Hilde – oder Assoziationen auf der Raststätte

Jetzt hat er sich schon wieder einen Fleck auf seine Krawatte gemacht. Wie ist sie es müde.

Langweiliger Kerl, alter Tattergreis, wie öde er doch ist.

Nun, wie das Leben so spielt, auch wenn er 20 Jahre älter war – ein dickes Bankkonto macht attraktiv, die Partie war gut, die Eltern hatten ein wenig nachgeholfen und dass er nach 50 Jahren Ehe noch immer leben würde, damit hatte keiner rechnen können.

Damals gab es auch noch Erich. Nie hätte der es gewagt, ihr den Hof zu machen, ihr der Tochter aus besserem Hause, aber sie hat gespürt, dass er sie gerne angesehen hatte. Boxer war er im städtischen Sportverein, immer lachend, immer in Bewegung.

Wenn sie ganz still wurde, spürte sie diese kleine Knospe, die Erich hinterlassen hat, tief in ihrem Herzen. Die Knospe von echter Liebe und Leidenschaft. Sie war nie aufgegangen. Liebe und Leidenschaft.

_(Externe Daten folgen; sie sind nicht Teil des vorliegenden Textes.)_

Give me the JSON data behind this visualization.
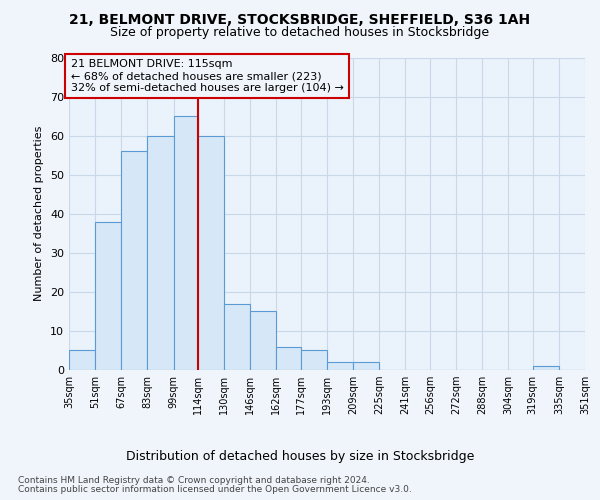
{
  "title1": "21, BELMONT DRIVE, STOCKSBRIDGE, SHEFFIELD, S36 1AH",
  "title2": "Size of property relative to detached houses in Stocksbridge",
  "xlabel": "Distribution of detached houses by size in Stocksbridge",
  "ylabel": "Number of detached properties",
  "footer1": "Contains HM Land Registry data © Crown copyright and database right 2024.",
  "footer2": "Contains public sector information licensed under the Open Government Licence v3.0.",
  "annotation_line1": "21 BELMONT DRIVE: 115sqm",
  "annotation_line2": "← 68% of detached houses are smaller (223)",
  "annotation_line3": "32% of semi-detached houses are larger (104) →",
  "bin_edges": [
    35,
    51,
    67,
    83,
    99,
    114,
    130,
    146,
    162,
    177,
    193,
    209,
    225,
    241,
    256,
    272,
    288,
    304,
    319,
    335,
    351
  ],
  "bar_heights": [
    5,
    38,
    56,
    60,
    65,
    60,
    17,
    15,
    6,
    5,
    2,
    2,
    0,
    0,
    0,
    0,
    0,
    0,
    1,
    0
  ],
  "bar_color": "#d6e8f7",
  "bar_edge_color": "#5b9bd5",
  "vline_color": "#cc0000",
  "vline_x": 114,
  "annotation_box_edgecolor": "#cc0000",
  "grid_color": "#c8d8e8",
  "background_color": "#f0f5fb",
  "plot_bg_color": "#eaf2fb",
  "ylim": [
    0,
    80
  ],
  "yticks": [
    0,
    10,
    20,
    30,
    40,
    50,
    60,
    70,
    80
  ],
  "title1_fontsize": 10,
  "title2_fontsize": 9,
  "ylabel_fontsize": 8,
  "xlabel_fontsize": 9,
  "tick_fontsize": 7,
  "annotation_fontsize": 8,
  "footer_fontsize": 6.5
}
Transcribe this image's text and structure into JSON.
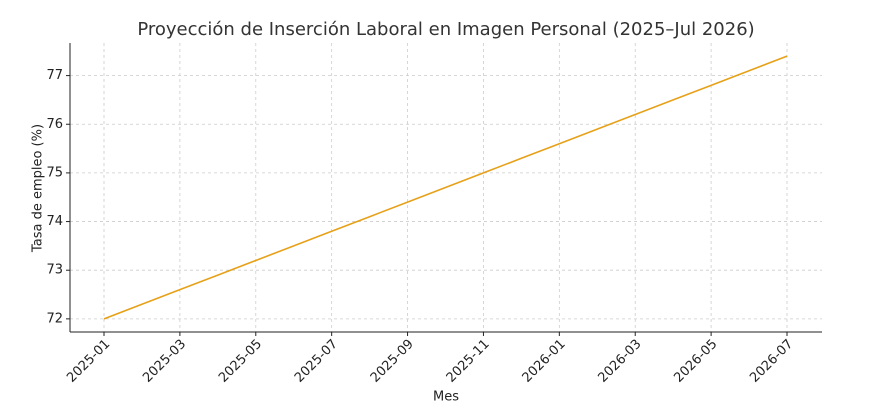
{
  "chart_data": {
    "type": "line",
    "title": "Proyección de Inserción Laboral en Imagen Personal (2025–Jul 2026)",
    "x_label": "Mes",
    "y_label": "Tasa de empleo (%)",
    "x": [
      "2025-01",
      "2025-02",
      "2025-03",
      "2025-04",
      "2025-05",
      "2025-06",
      "2025-07",
      "2025-08",
      "2025-09",
      "2025-10",
      "2025-11",
      "2025-12",
      "2026-01",
      "2026-02",
      "2026-03",
      "2026-04",
      "2026-05",
      "2026-06",
      "2026-07"
    ],
    "series": [
      {
        "name": "Tasa de empleo",
        "color": "#e6a118",
        "values": [
          72.0,
          72.3,
          72.6,
          72.9,
          73.2,
          73.5,
          73.8,
          74.1,
          74.4,
          74.7,
          75.0,
          75.3,
          75.6,
          75.9,
          76.2,
          76.5,
          76.8,
          77.1,
          77.4
        ]
      }
    ],
    "xticks": [
      "2025-01",
      "2025-03",
      "2025-05",
      "2025-07",
      "2025-09",
      "2025-11",
      "2026-01",
      "2026-03",
      "2026-05",
      "2026-07"
    ],
    "ylim": [
      71.73,
      77.67
    ],
    "yticks": [
      72,
      73,
      74,
      75,
      76,
      77
    ],
    "grid": true
  }
}
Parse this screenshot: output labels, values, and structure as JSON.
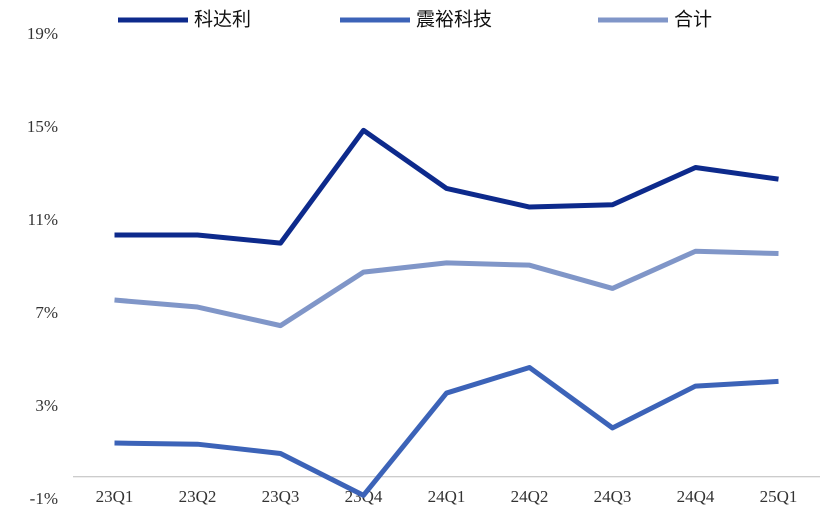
{
  "chart_data": {
    "type": "line",
    "categories": [
      "23Q1",
      "23Q2",
      "23Q3",
      "23Q4",
      "24Q1",
      "24Q2",
      "24Q3",
      "24Q4",
      "25Q1"
    ],
    "series": [
      {
        "name": "科达利",
        "color": "#0d2a8c",
        "values": [
          10.4,
          10.4,
          10.05,
          14.9,
          12.4,
          11.6,
          11.7,
          13.3,
          12.8
        ]
      },
      {
        "name": "震裕科技",
        "color": "#3c63b8",
        "values": [
          1.45,
          1.4,
          1.0,
          -0.8,
          3.6,
          4.7,
          2.1,
          3.9,
          4.1
        ]
      },
      {
        "name": "合计",
        "color": "#8096c8",
        "values": [
          7.6,
          7.3,
          6.5,
          8.8,
          9.2,
          9.1,
          8.1,
          9.7,
          9.6
        ]
      }
    ],
    "ylim": [
      -1,
      19
    ],
    "yticks": [
      {
        "value": -1,
        "label": "-1%"
      },
      {
        "value": 3,
        "label": "3%"
      },
      {
        "value": 7,
        "label": "7%"
      },
      {
        "value": 11,
        "label": "11%"
      },
      {
        "value": 15,
        "label": "15%"
      },
      {
        "value": 19,
        "label": "19%"
      }
    ],
    "legend": "top"
  }
}
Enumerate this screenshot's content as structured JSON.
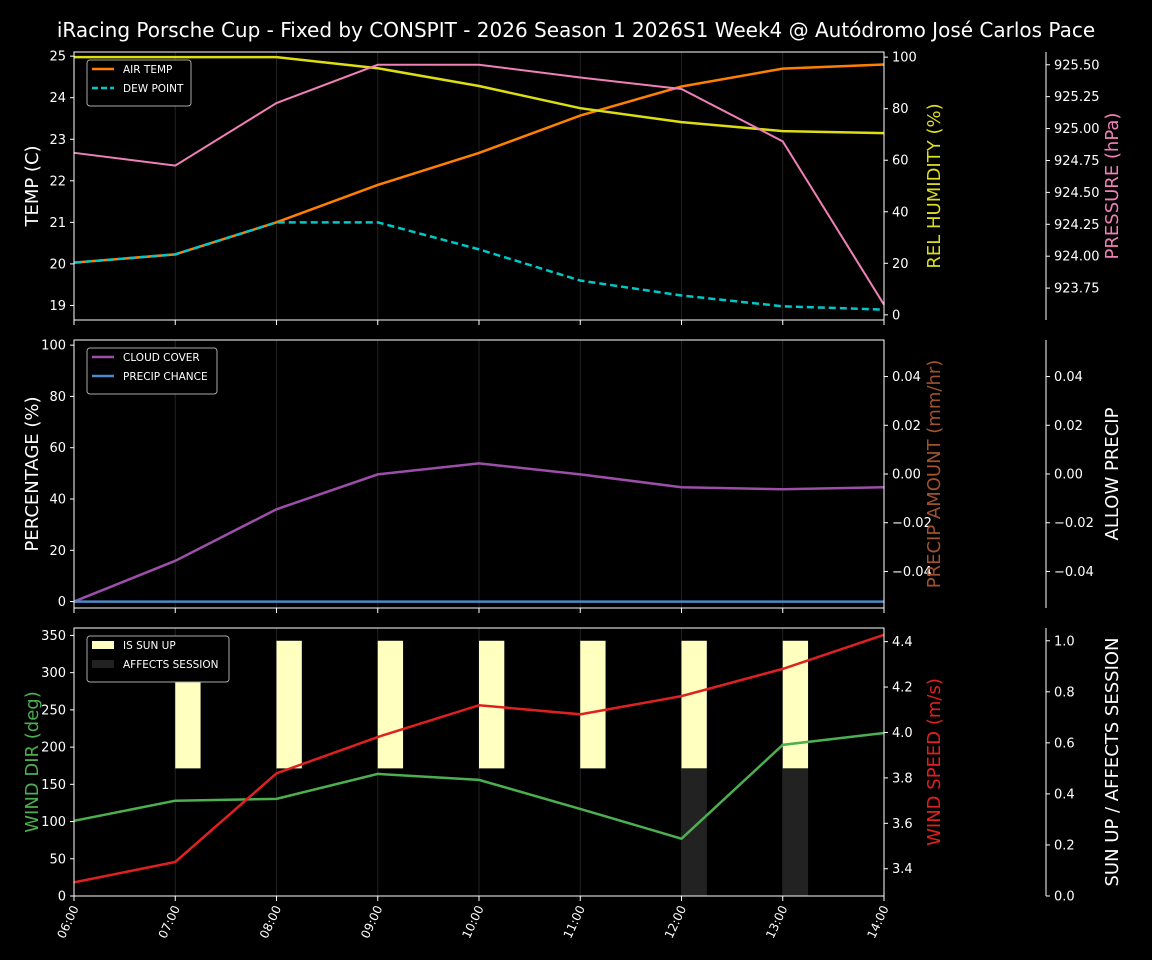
{
  "title": "iRacing Porsche Cup - Fixed by CONSPIT - 2026 Season 1 2026S1 Week4 @ Autódromo José Carlos Pace",
  "chart_data": [
    {
      "type": "line",
      "x": [
        "06:00",
        "07:00",
        "08:00",
        "09:00",
        "10:00",
        "11:00",
        "12:00",
        "13:00",
        "14:00"
      ],
      "axes": {
        "left": {
          "label": "TEMP (C)",
          "range": [
            18.65,
            25.1
          ],
          "ticks": [
            19,
            20,
            21,
            22,
            23,
            24,
            25
          ],
          "color": "#ffffff"
        },
        "right1": {
          "label": "REL HUMIDITY (%)",
          "range": [
            -2,
            102
          ],
          "ticks": [
            0,
            20,
            40,
            60,
            80,
            100
          ],
          "color": "#dddd22"
        },
        "right2": {
          "label": "PRESSURE (hPa)",
          "range": [
            923.5,
            925.6
          ],
          "ticks": [
            "923.75",
            "924.00",
            "924.25",
            "924.50",
            "924.75",
            "925.00",
            "925.25",
            "925.50"
          ],
          "color": "#f080b8"
        }
      },
      "series": [
        {
          "name": "AIR TEMP",
          "axis": "left",
          "color": "#ff8000",
          "dash": false,
          "values": [
            20.03,
            20.23,
            21.0,
            21.9,
            22.67,
            23.57,
            24.27,
            24.7,
            24.8
          ]
        },
        {
          "name": "DEW POINT",
          "axis": "left",
          "color": "#00c8c8",
          "dash": true,
          "values": [
            20.03,
            20.23,
            21.0,
            21.0,
            20.35,
            19.6,
            19.24,
            18.98,
            18.9
          ]
        },
        {
          "axis": "right1",
          "color": "#dddd11",
          "dash": false,
          "values": [
            100,
            100,
            100,
            95.7,
            88.8,
            80.2,
            74.8,
            71.3,
            70.5
          ]
        },
        {
          "axis": "right2",
          "color": "#f080b8",
          "dash": false,
          "values": [
            924.81,
            924.71,
            925.2,
            925.5,
            925.5,
            925.4,
            925.31,
            924.9,
            923.62
          ]
        }
      ],
      "legend": "top-left",
      "grid": "vertical"
    },
    {
      "type": "line",
      "x": [
        "06:00",
        "07:00",
        "08:00",
        "09:00",
        "10:00",
        "11:00",
        "12:00",
        "13:00",
        "14:00"
      ],
      "axes": {
        "left": {
          "label": "PERCENTAGE (%)",
          "range": [
            -2.5,
            102
          ],
          "ticks": [
            0,
            20,
            40,
            60,
            80,
            100
          ],
          "color": "#ffffff"
        },
        "right1": {
          "label": "PRECIP AMOUNT (mm/hr)",
          "range": [
            -0.055,
            0.055
          ],
          "ticks": [
            "−0.04",
            "−0.02",
            "0.00",
            "0.02",
            "0.04"
          ],
          "color": "#a0522d"
        },
        "right2": {
          "label": "ALLOW PRECIP",
          "range": [
            -0.055,
            0.055
          ],
          "ticks": [
            "−0.04",
            "−0.02",
            "0.00",
            "0.02",
            "0.04"
          ],
          "color": "#ffffff"
        }
      },
      "series": [
        {
          "name": "CLOUD COVER",
          "axis": "left",
          "color": "#9b4fa8",
          "dash": false,
          "values": [
            0,
            15.9,
            36,
            49.6,
            53.9,
            49.6,
            44.6,
            43.8,
            44.6
          ]
        },
        {
          "name": "PRECIP CHANCE",
          "axis": "left",
          "color": "#4a8ac8",
          "dash": false,
          "values": [
            0,
            0,
            0,
            0,
            0,
            0,
            0,
            0,
            0
          ]
        }
      ],
      "legend": "top-left",
      "grid": "vertical"
    },
    {
      "type": "line+bar",
      "x": [
        "06:00",
        "07:00",
        "08:00",
        "09:00",
        "10:00",
        "11:00",
        "12:00",
        "13:00",
        "14:00"
      ],
      "axes": {
        "left": {
          "label": "WIND DIR (deg)",
          "range": [
            0,
            360
          ],
          "ticks": [
            0,
            50,
            100,
            150,
            200,
            250,
            300,
            350
          ],
          "color": "#4caf50"
        },
        "right1": {
          "label": "WIND SPEED (m/s)",
          "range": [
            3.28,
            4.46
          ],
          "ticks": [
            "3.4",
            "3.6",
            "3.8",
            "4.0",
            "4.2",
            "4.4"
          ],
          "color": "#e02020"
        },
        "right2": {
          "label": "SUN UP / AFFECTS SESSION",
          "range": [
            0,
            1.05
          ],
          "ticks": [
            "0.0",
            "0.2",
            "0.4",
            "0.6",
            "0.8",
            "1.0"
          ],
          "color": "#ffffff"
        }
      },
      "series": [
        {
          "axis": "left",
          "color": "#4caf50",
          "values": [
            101,
            128,
            130.5,
            164,
            156,
            117,
            77,
            203,
            219
          ]
        },
        {
          "axis": "right1",
          "color": "#e02020",
          "values": [
            3.34,
            3.43,
            3.82,
            3.98,
            4.12,
            4.08,
            4.16,
            4.28,
            4.43
          ]
        }
      ],
      "bars": [
        {
          "name": "IS SUN UP",
          "color": "#ffffc0",
          "values": [
            0,
            1,
            1,
            1,
            1,
            1,
            1,
            1,
            0
          ]
        },
        {
          "name": "AFFECTS SESSION",
          "color": "#222222",
          "values": [
            0,
            0,
            0,
            0,
            0,
            0,
            1,
            1,
            0
          ]
        }
      ],
      "legend": "top-left",
      "grid": "vertical"
    }
  ]
}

Außerdem ist sie noch niemals barfuß über eine vereiste Wiese gelaufen. Nicht einmal das. Auch hat sie noch nie unter freiem Himmel übernachtet, noch nie ein Gedicht geschrieben und niemals ist sie mit schicken Klamotten in den Rhein gesprungen. Nicht einmal bei der allergrößten Hitze.

Dieser Fleck auf der Krawatte. Soße von der Rasthof-Currywurst, abgewischt und dadurch vergrößert, formlos verschwommen, irgendwie passend zur Farbe des Hemdes, das sich über diesen Altherrenspitzbauch spannte. Über der Brust und den Schultern war er mager geworden, unrasierte Stellen zwischen seinen Halsfalten.


Draußen hupte der riesige LKW mit dem italienischen Nummernschild.